The hybrid flags were to commemorate the connection between Culross and the charismatic, Admiral Thomas Cochrane, 10th Earl of Dundonald, 1st Marquess of Maranhão. His links to Culross go back to old mining days when he was involved in the design of the Caissons system which was used here to extract coal from under the River Forth. As a Member of the UK Parliament he was responsible for the abolition of underground mine working for women and girls.
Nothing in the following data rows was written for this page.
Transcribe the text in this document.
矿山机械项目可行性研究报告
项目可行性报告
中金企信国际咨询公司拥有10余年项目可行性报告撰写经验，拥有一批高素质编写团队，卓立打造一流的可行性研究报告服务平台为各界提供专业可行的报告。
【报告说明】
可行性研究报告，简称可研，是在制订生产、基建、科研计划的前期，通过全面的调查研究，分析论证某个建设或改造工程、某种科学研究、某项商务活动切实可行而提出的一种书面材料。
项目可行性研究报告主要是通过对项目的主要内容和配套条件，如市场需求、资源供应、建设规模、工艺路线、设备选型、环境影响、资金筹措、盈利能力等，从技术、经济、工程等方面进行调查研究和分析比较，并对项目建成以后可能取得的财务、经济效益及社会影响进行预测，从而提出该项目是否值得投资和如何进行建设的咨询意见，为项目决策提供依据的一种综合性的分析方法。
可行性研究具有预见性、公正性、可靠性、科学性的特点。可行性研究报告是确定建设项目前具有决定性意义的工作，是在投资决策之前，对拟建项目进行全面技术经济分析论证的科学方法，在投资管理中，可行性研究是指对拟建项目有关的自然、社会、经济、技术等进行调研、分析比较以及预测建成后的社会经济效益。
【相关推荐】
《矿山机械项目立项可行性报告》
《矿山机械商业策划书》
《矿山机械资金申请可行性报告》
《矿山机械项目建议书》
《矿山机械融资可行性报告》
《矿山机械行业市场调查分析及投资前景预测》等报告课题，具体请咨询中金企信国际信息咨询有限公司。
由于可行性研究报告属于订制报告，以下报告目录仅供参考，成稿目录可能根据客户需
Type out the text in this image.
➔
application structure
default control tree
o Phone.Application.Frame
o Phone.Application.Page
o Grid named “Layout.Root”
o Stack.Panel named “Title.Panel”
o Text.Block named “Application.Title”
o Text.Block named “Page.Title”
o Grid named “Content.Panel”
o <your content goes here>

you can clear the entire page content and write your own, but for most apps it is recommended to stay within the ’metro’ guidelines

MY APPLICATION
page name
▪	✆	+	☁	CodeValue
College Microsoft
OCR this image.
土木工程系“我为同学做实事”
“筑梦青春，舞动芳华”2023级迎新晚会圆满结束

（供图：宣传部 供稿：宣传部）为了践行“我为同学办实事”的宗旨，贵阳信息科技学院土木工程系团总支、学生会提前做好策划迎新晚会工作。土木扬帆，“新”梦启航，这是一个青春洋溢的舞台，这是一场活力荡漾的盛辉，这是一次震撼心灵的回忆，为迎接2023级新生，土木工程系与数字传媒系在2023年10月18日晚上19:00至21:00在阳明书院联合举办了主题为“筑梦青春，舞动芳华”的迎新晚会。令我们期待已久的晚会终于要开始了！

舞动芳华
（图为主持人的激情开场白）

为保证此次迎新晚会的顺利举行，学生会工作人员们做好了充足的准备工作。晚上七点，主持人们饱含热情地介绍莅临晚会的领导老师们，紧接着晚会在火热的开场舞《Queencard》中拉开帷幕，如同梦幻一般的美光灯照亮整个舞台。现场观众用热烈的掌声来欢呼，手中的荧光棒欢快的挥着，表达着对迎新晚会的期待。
Cochrane was a senior British naval flag officer and radical politician. He was a daring and successful captain of the Napoleonic Wars, nicknamed Le Loup des Mers ('The Sea Wolf') by the French. His life and exploits served as one source of inspiration for the naval fiction of nineteenth and twentieth-century novelists, particularly C. S. Forester's Horatio Hornblower and Patrick O'Brian's Jack Aubrey.
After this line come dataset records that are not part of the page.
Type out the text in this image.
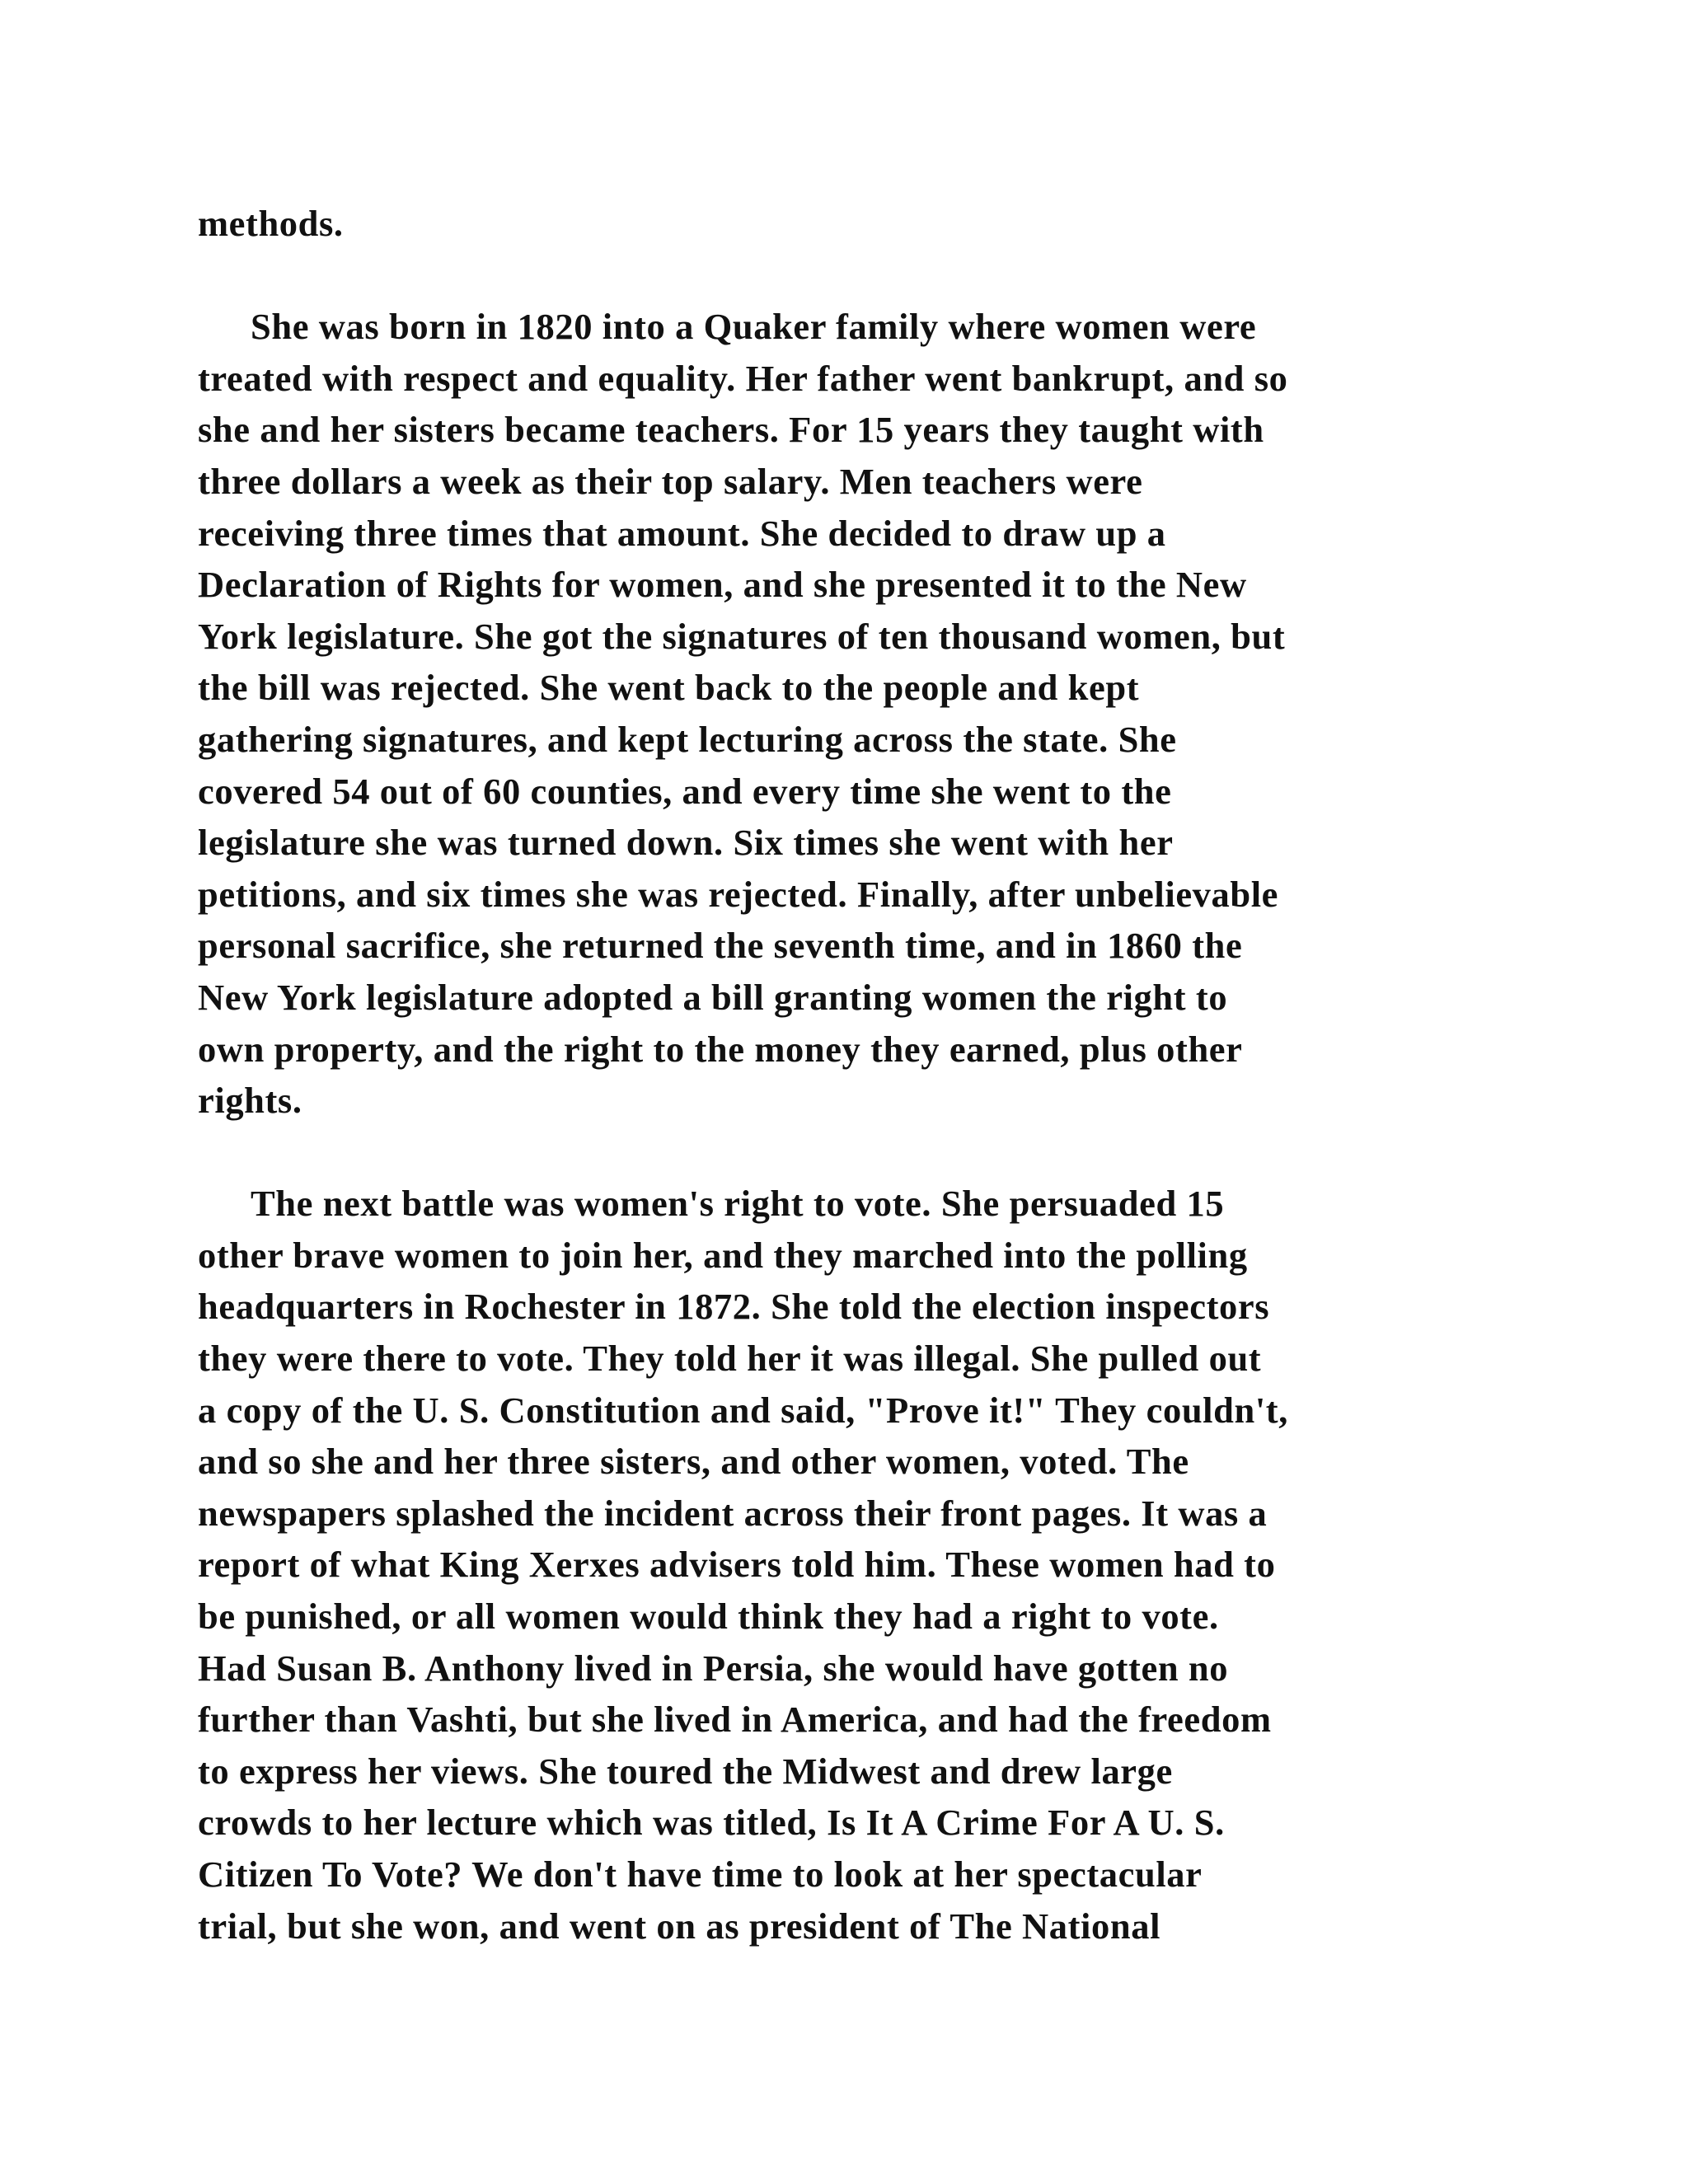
methods.
She was born in 1820 into a Quaker family where women were
treated with respect and equality. Her father went bankrupt, and so
she and her sisters became teachers. For 15 years they taught with
three dollars a week as their top salary. Men teachers were
receiving three times that amount. She decided to draw up a
Declaration of Rights for women, and she presented it to the New
York legislature. She got the signatures of ten thousand women, but
the bill was rejected. She went back to the people and kept
gathering signatures, and kept lecturing across the state. She
covered 54 out of 60 counties, and every time she went to the
legislature she was turned down. Six times she went with her
petitions, and six times she was rejected. Finally, after unbelievable
personal sacrifice, she returned the seventh time, and in 1860 the
New York legislature adopted a bill granting women the right to
own property, and the right to the money they earned, plus other
rights.
The next battle was women's right to vote. She persuaded 15
other brave women to join her, and they marched into the polling
headquarters in Rochester in 1872. She told the election inspectors
they were there to vote. They told her it was illegal. She pulled out
a copy of the U. S. Constitution and said, "Prove it!" They couldn't,
and so she and her three sisters, and other women, voted. The
newspapers splashed the incident across their front pages. It was a
report of what King Xerxes advisers told him. These women had to
be punished, or all women would think they had a right to vote.
Had Susan B. Anthony lived in Persia, she would have gotten no
further than Vashti, but she lived in America, and had the freedom
to express her views. She toured the Midwest and drew large
crowds to her lecture which was titled, Is It A Crime For A U. S.
Citizen To Vote? We don't have time to look at her spectacular
trial, but she won, and went on as president of The National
Cochrane, was dismissed from the Royal Navy in 1814, following a conviction for fraud on the Stock Exchange. In 1818, Cochrane patented, together with the engineer Marc Isambard Brunel, the tunnelling shield that Brunel and his son used in the building of the Thames Tunnel in 1825–43. He then served in the rebel navies of Chile, Brazil and Greece during their respective wars of independence.
I think the US flag comes from him once capturing a town whilst falsely flying the Stars and Stripes from his ship. In 1832, he was pardoned by Britain and reinstated in the Royal Navy with the rank of Rear Admiral of the Blue. After fife further promotions, he died in 1860 with the rank of Admiral of the Red, and the honorary firth o of Rear-Admiral of the United Kingdom and is buried in Westminster Abbey.
Cochrane was an early supporter of steamships. He attempted to bring steamship Rising Star from Britain to Chile, but its construction took too long; it did not arrive until the war was ending. In 1851, Cochrane received a patent on powering steamships with bitumen. He seems to have been a larger-than-life character!